The KH2 Domain of FXR1 Is Implicated in PAK1 Binding

(A) Constructs encoding the N-terminal domain of human FMR1(1–380), FXR1(1–390), FXR2(1–380), or zebrafish Zf-FXR1(1–380) were expressed in COS-7 cells and lysates passed through GSH Sepharose preloaded with AID sequences derived from human PAK1, PAK2, or PAK3 as indicated. The presence of fragile X proteins was shown by western blotting with anti-HA. The blot shown represents a single panel.

(B) A schematic of the domain structure of PAK kinases showing the disposition of Cdc42-binding CRIB domain, autoinhibitory AID, and PIX-binding region. The region of PAK1 required for binding FXR1 is shown, with those residues that are identical between the three isoforms shaded.

(C) The KH(2) domain of FXR1 is implicated in PAK1 binding. HA-tagged versions of fragile X-related proteins were co-expressed with the GST-PAK1-AID as shown. The presence of the HA-tagged protein (bottom) and in the GSH Sepharose pull-down (top) indicates that KH2 FXR1(284–380) is sufficient to allow PAK1 binding. See the lane FXR2(1–296)-FXR1(284–380) designated chimaera 2.

Rescue of FXR1 Depletion in Zebrafish Using Human FXR1 mRNA

(A) Zebrafish embryos injected with synthetic morpholino-oligonucleotides (MO) against Zf FXR1; 2.5 ng was the lowest concentration that gave a high penetrance of phenotype (>90%).

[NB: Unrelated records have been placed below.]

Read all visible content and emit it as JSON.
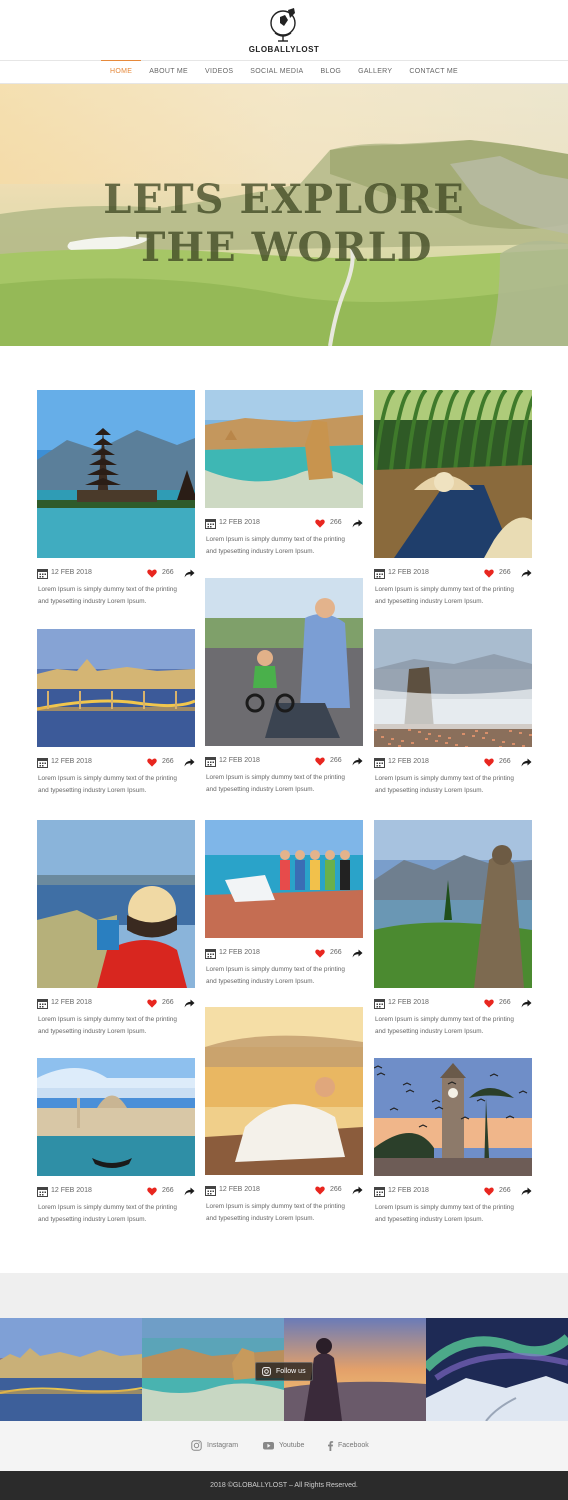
{
  "brand": {
    "name": "GLOBALLYLOST"
  },
  "nav": {
    "items": [
      "HOME",
      "ABOUT ME",
      "VIDEOS",
      "SOCIAL MEDIA",
      "BLOG",
      "GALLERY",
      "CONTACT ME"
    ],
    "active": "HOME"
  },
  "hero": {
    "line1": "LETS EXPLORE",
    "line2": "THE WORLD"
  },
  "posts": [
    {
      "image": "bali-temple",
      "date": "12 FEB 2018",
      "likes": "266",
      "text_line1": "Lorem Ipsum is simply dummy text of the printing",
      "text_line2": "and typesetting industry Lorem Ipsum."
    },
    {
      "image": "twelve-apostles",
      "date": "12 FEB 2018",
      "likes": "266",
      "text_line1": "Lorem Ipsum is simply dummy text of the printing",
      "text_line2": "and typesetting industry Lorem Ipsum."
    },
    {
      "image": "mekong-boat",
      "date": "12 FEB 2018",
      "likes": "266",
      "text_line1": "Lorem Ipsum is simply dummy text of the printing",
      "text_line2": "and typesetting industry Lorem Ipsum."
    },
    {
      "image": "budapest-bridge",
      "date": "12 FEB 2018",
      "likes": "266",
      "text_line1": "Lorem Ipsum is simply dummy text of the printing",
      "text_line2": "and typesetting industry Lorem Ipsum."
    },
    {
      "image": "father-son-bike",
      "date": "12 FEB 2018",
      "likes": "266",
      "text_line1": "Lorem Ipsum is simply dummy text of the printing",
      "text_line2": "and typesetting industry Lorem Ipsum."
    },
    {
      "image": "meteora-rock",
      "date": "12 FEB 2018",
      "likes": "266",
      "text_line1": "Lorem Ipsum is simply dummy text of the printing",
      "text_line2": "and typesetting industry Lorem Ipsum."
    },
    {
      "image": "woman-hat-sea",
      "date": "12 FEB 2018",
      "likes": "266",
      "text_line1": "Lorem Ipsum is simply dummy text of the printing",
      "text_line2": "and typesetting industry Lorem Ipsum."
    },
    {
      "image": "family-pier",
      "date": "12 FEB 2018",
      "likes": "266",
      "text_line1": "Lorem Ipsum is simply dummy text of the printing",
      "text_line2": "and typesetting industry Lorem Ipsum."
    },
    {
      "image": "lake-statue",
      "date": "12 FEB 2018",
      "likes": "266",
      "text_line1": "Lorem Ipsum is simply dummy text of the printing",
      "text_line2": "and typesetting industry Lorem Ipsum."
    },
    {
      "image": "venice-gondola",
      "date": "12 FEB 2018",
      "likes": "266",
      "text_line1": "Lorem Ipsum is simply dummy text of the printing",
      "text_line2": "and typesetting industry Lorem Ipsum."
    },
    {
      "image": "couple-sunset",
      "date": "12 FEB 2018",
      "likes": "266",
      "text_line1": "Lorem Ipsum is simply dummy text of the printing",
      "text_line2": "and typesetting industry Lorem Ipsum."
    },
    {
      "image": "clock-tower",
      "date": "12 FEB 2018",
      "likes": "266",
      "text_line1": "Lorem Ipsum is simply dummy text of the printing",
      "text_line2": "and typesetting industry Lorem Ipsum."
    }
  ],
  "instagram": {
    "follow_label": "Follow us"
  },
  "social": {
    "instagram": "Instagram",
    "youtube": "Youtube",
    "facebook": "Facebook"
  },
  "footer": {
    "copyright": "2018 ©GLOBALLYLOST – All Rights Reserved."
  },
  "colors": {
    "accent": "#e6893b",
    "heart": "#e8261f",
    "footer_bg": "#2b2b2b"
  }
}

The organization of somites observed by bright field microscopy were scored as normal (black) when the chevron-shaped structures were clearly visible; intermediate (yellow) when the somites were clearly segmented but the shape abnormal; or severely disrupted (gray) when somite boundaries were poorly defined.

(B) FXR1 leads to disorganization of muscle fibers. Muscle organization in the three classes of embryos illustrated in (A) was assessed by myosin heavy-chain (HC) staining and confocal imaging (5 μM section), with nuclei counterstained by DAPI.

(C) Rescue of FXR1 loss by co-injection at the one-cell stage. Analysis of the phenotypes observed in embryos injected with FXR1 MO and co-injection with mRNA (100 ng) encoding wild-type FXR1, FXR1(S420A), or phospho-mimetic FXR1(S420D). The color coding for the bars indicates the embryos illustrated in (A).

The PAK1 Interaction Is Required for the Physiological Function of FXR1

(A) FXR1(Q348K/E352A) cannot rescue developmental defects in muscle development in zebrafish. Assays were performed as detailed in Figure 4. Synthetic mRNA encoding FXR1(I304N) or FXR1(Q348K/E352A) could not rescue the somite defects associated with loss of FXR1. The human FMR1, although able to bind PAK1, was unable to rescue FXR1 loss, indicating different requirements in terms of muscle development.

(B) Confocal images of embryos treated with FXR1 MO (1.5 ng per embryo) or in combination with the PAK1 inhibitor IPA3 (10 μM) added at 7 hpf (i.e., after gastrulation). Representative images show organization of myosin heavy chain (at 24 hpf); IPA3 treatment enhances the severity of the effects of FXR1 loss.

(C) Rescue of FXR1 MO-mediated knockdown using a triple mutant (TM) PAK1 binding-deficient FXR1(Q348K/E352A/S420D) can allow a gain of function, unlike the FXR1(Q348K/E352A) = KA. The panels show typical phenotypes of three morphant and three FXR1-TM rescue embryos at 24 hpf. Note the clear somite boundaries observed in the case of rescued embryos. In these experiments, quantification of the phenotypes in embryos was carried out after embryos were selected at 6 hpf for equal injection of MO and mRNA co-injected with Texas-red dextran. The table indicates the percentage of embryos in each category scored as for (B), with n being the number of embryos scored for each injection.